The Limits of Visual Resolution
- Author(s): Rossi, Ethan Andrew
- Advisor(s): Roorda, Austin
- et al.
Visual resolution, the ability to see fine spatial detail, emerges from the capacities of both the eye and the brain. A great deal of insight into the anatomical and physiological basis of human visual resolution has been gained since Helmholtz first proposed his sampling theory of visual resolution. Anatomical, physiological and psychophysical investigations have revealed in great detail the properties of the biological structures underlying visual resolution and identified many of the optical, retinal, and cortical factors that govern the limits of visual resolution. However, technological limitations have long prevented researchers from examining both the structure and function of the visual system simultaneously in the living eye. The microscopic photoreceptors of the retina have been inaccessible to optical examination, preventing high quality measurements of both visual resolution and retinal anatomy from being obtained in the same eyes. The present studies investigated the relationship between the optical, retinal, and cortical factors that govern visual resolution in humans. These experiments employed adaptive optics scanning laser ophthalmoscopy (AOSLO) as a tool to study how these factors govern visual resolution in normal and diseased eyes. The AOSLO is an ideal tool for studying the limits of vision because of its ability to present complex stimuli to the retina that are of higher optical quality than the visual system has ever experienced, while simultaneously imaging the underlying cone photoreceptor mosaic on a microscopic scale.
Adaptive optics correction of ocular aberrations allowed observers to achieve immediate and significant improvements in visual resolution. Training was not required to achieve this benefit, which allowed the resolving capacity of the retinal and cortical visual system to be assessed unobstructed by the optics of the eye. Not all participants in these studies benefited to the same extent from AO correction. Visual resolution was found to be significantly poorer in low myopia as compared to emmetropia, despite the similar optical quality afforded by AO correction, showing that retinal and cortical changes in myopia caused the observed deficit. Simultaneous imaging and visual resolution testing determined the precise relationship between the spatial sampling limit of the cone mosaic and visual resolution across the human fovea. These studies revealed that the spatial sampling limit of the cone mosaic largely governs visual resolution at the center of the fovea for normal eyes, but that outside the foveal center visual resolution falls off at a greater rate than predicted by cone spacing and is governed by the spatial sampling limit of the mosaic of midget retinal ganglion cells.

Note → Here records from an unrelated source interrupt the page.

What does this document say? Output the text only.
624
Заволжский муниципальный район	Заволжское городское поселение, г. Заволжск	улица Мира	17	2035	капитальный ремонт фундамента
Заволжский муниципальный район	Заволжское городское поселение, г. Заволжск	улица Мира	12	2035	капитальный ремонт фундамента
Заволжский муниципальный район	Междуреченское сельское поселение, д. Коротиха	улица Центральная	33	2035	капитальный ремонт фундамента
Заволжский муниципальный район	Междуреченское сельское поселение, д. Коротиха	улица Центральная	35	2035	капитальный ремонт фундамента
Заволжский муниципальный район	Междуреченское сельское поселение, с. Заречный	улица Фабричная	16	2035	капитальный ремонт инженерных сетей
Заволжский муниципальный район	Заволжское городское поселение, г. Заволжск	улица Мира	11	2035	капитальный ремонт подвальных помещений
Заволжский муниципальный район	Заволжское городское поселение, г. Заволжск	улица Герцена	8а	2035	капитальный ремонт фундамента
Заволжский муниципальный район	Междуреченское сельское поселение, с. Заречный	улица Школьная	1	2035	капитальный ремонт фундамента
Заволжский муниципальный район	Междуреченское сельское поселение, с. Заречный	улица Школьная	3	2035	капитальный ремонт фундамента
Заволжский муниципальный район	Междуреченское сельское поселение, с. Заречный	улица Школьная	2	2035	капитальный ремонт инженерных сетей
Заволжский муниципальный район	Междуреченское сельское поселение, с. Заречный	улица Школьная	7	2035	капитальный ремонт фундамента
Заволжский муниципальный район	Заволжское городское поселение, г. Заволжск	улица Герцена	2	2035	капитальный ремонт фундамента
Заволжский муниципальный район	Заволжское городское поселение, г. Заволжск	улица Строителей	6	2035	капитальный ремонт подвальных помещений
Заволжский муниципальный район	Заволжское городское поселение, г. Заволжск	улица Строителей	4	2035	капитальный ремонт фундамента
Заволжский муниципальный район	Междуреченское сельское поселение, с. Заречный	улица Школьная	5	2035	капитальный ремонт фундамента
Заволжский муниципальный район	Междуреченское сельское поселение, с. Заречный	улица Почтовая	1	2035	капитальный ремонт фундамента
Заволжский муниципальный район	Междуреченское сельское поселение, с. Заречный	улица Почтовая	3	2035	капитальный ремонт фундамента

Significant differences between otherwise normally appearing observers were revealed using AOSLO, showing the power of visual resolution testing after AO correction for detecting small changes in the visual system resulting from disease. Significant retinal changes were revealed in female carriers of a rare X-linked genetic mutation in the L and M opsin gene array that causes blue cone monochromacy (the loss of all L and M cone function) in affected males. Retinal findings from AO imaging provided insight into the development and function of the carrier retina. Although carriers had visual resolution within the normal range when tested clinically, visual resolution testing in AOSLO revealed significantly reduced visual resolution compared to normal eyes. Resolution testing across the fovea in normal and diseased eyes provided insight into the relationship between cones, ganglion cells and visual resolution across the visual field. Retinal imaging showed that carriers had fairly normal cone topography despite peak cone density that was ~50% lower than normal; showing that cones destined to express a non-functional photopigment degenerated early in development. Drastic reductions in visual resolution across the fovea in the carrier are best explained by ganglion cell loss that resulted from the loss of cones in the carrier. The relationship between resolution and the spatial sampling limit of the carrier cone mosaic was similar to what was predicted for normal eyes, suggesting an organizing principle in the visual system whereby cone density is the primary determinant of the retinal circuitry that governs visual resolution across the visual field. Together, these studies provide an important contribution to the understanding of the limits of human visual resolution.